Graham Stringer has been elected as the MP for the constituency of Blackley and Broughton with 23,887 votes.

Conservative MP Alexander Victor Elias was second with 9,485.

Mr Stringer said: “It has been a successful night for Labour in Manchester, it has been a dreadful night for Labour nationally.”

Despite a reduced share of the vote, Mr Stringer still led a 14,402 majority.

Graham Stringer was raised in Manchester, having attended Christ Church Primary School, Beswick and Moston Brook High School for Boys. He left Manchester to attend the University of Sheffield, where he graduated in 1971 with a degree in Chemistry.

He worked as an analytic chemist in the plastic industry, before becoming a local councillor for Manchester in 1979.
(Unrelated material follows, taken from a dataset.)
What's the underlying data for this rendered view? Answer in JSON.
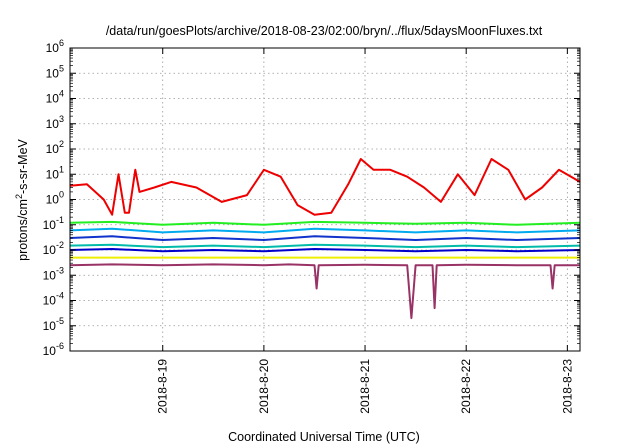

Stringer has held the seat for nine years, since the Blackley and Broughton seats merged in 2010. He previously held the seat in Blackley from 1997, when he took over the seat from the retired Kenneth Eastham.

He is the third Labour Member of Parliament in the Blackley constituency, which has been a safe Labour seat since Paul Ross defeated Erin Johnson in 1964.

The sixty-nine-year-old has proven himself a popular MP for Blackley and Broughton, having won the 2017 General Election with 70.45 per cent of the votes.

He became a member of the Environment, Transport and Regional Affair Committee in 1997 and served on this until he became a parliamentary secretary in 1999.

After spells as both a back bencher and parliamentary whip, he served on the transport committee for six-years. During this time, he campaigned against congestion charges in Greater Manchester.

Stringer is also a member of Labour Friends of Israel, promoting the relationship between Britain and Israel.

He has previously criticised Labour party leaders, being the first member of parliament to publicly call for Gordon Brown to resign as the Prime minster in 2008 and branding Ed Miliband’s 2014 election campaign “unforgivably unprofessional”.

Stringer has also made headlines as a prominent Eurosceptic in the Labour Party and favoured an EU referendum. In 2018, he was one of the four Labour MP’s to oppose the amendment for the UK to remain in the customs union in the event of a no deal Brexit.